O presidente Luiz Inácio Lula da Silva (PT) aprovou nesta quinta-feira, 1º, o Orçamento para 2026, mas rejeitou uma parte que ampliaria os recursos do Fundo Partidário.
Estabelecida pelo Congresso Nacional em dezembro do ano passado, a Lei Orçamentária Anual de 2026 prevê um superávit de R$ 34,5 bilhões e destina R$ 61 bilhões para as emendas de parlamentares.
O trecho vetado pelo chefe do Executivo refere-se a uma mudança na forma de calcular a correção dos valores alocados ao Fundo Partidário. Esses recursos financiam as despesas operacionais dos partidos políticos.
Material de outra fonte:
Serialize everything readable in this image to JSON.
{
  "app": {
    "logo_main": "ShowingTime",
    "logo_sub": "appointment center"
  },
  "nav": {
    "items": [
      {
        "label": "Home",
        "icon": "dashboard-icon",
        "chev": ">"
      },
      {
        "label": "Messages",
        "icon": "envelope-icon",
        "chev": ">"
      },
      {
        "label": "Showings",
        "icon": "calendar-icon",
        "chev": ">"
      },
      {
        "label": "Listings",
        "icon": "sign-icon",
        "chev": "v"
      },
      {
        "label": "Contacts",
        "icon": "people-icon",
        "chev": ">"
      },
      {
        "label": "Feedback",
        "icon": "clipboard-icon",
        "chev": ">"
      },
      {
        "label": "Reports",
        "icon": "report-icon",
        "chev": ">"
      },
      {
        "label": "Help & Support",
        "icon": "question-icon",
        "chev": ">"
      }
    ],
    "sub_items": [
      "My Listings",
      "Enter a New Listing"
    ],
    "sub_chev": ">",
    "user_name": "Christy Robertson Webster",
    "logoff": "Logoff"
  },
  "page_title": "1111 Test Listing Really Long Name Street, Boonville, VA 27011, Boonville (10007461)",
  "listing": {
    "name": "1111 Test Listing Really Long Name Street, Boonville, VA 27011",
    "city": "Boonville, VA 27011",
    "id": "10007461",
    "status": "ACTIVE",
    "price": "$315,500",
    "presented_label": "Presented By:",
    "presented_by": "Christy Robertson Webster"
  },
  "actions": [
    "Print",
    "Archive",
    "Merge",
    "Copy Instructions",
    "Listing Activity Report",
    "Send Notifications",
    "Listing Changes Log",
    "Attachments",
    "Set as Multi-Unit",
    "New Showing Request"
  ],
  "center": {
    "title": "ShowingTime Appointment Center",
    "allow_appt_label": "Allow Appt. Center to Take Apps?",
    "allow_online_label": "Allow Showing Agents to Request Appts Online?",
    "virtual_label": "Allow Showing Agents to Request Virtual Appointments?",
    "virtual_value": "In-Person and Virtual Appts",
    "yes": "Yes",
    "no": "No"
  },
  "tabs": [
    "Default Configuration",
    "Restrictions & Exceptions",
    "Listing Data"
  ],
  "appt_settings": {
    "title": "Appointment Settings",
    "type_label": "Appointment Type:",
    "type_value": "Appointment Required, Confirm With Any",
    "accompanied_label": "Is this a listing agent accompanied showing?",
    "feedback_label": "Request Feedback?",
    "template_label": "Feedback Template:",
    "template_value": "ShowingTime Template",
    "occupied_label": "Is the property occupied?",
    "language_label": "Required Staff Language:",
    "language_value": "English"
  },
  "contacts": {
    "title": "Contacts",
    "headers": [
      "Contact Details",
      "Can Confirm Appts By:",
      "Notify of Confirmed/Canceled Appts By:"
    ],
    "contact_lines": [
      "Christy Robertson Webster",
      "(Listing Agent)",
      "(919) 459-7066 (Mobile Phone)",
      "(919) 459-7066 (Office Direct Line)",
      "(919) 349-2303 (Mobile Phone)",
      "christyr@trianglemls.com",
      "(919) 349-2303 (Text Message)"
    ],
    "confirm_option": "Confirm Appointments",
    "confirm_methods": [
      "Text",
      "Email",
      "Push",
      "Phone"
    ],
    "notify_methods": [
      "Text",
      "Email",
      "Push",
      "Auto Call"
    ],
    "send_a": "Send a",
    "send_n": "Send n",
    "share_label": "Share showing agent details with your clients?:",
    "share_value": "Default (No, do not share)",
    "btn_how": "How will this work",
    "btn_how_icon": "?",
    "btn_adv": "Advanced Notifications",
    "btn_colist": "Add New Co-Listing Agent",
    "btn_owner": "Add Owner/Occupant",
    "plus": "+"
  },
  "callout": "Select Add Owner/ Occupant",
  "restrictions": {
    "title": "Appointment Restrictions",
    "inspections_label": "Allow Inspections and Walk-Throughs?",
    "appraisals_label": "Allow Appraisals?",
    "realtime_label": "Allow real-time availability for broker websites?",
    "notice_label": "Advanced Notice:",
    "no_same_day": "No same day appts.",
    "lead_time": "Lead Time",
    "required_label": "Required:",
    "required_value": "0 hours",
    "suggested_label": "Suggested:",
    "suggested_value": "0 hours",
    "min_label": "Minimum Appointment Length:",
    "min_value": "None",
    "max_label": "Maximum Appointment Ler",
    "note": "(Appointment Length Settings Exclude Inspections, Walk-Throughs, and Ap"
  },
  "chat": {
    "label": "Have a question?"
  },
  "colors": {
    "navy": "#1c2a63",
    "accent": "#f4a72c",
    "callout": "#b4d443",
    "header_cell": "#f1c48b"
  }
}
Proposta de reajuste e justificativa do veto
A intenção do Congresso era alinhar o reajuste do cálculo às regras do arcabouço fiscal, que permitem um crescimento de até 2,5% ao ano acima da inflação. Segundo assessores legislativos, a correção teria um custo estimado em R$ 160 milhões.
Em sua justificativa para o veto, o governo argumentou que a mudança contraria o interesse público, pois o aumento do fundo “reduz o montante destinado ao pagamento das demais despesas da Justiça Eleitoral”.
“A proposição legislativa incorre em vício de inconstitucionalidade, pois, ao vincular o montante de despesas do Fundo Partidário ao crescimento real da receita de exercícios anteriores, o dispositivo promoveria o crescimento dessas despesas em patamar superior ao dos limites de despesas primárias”, completou a nota.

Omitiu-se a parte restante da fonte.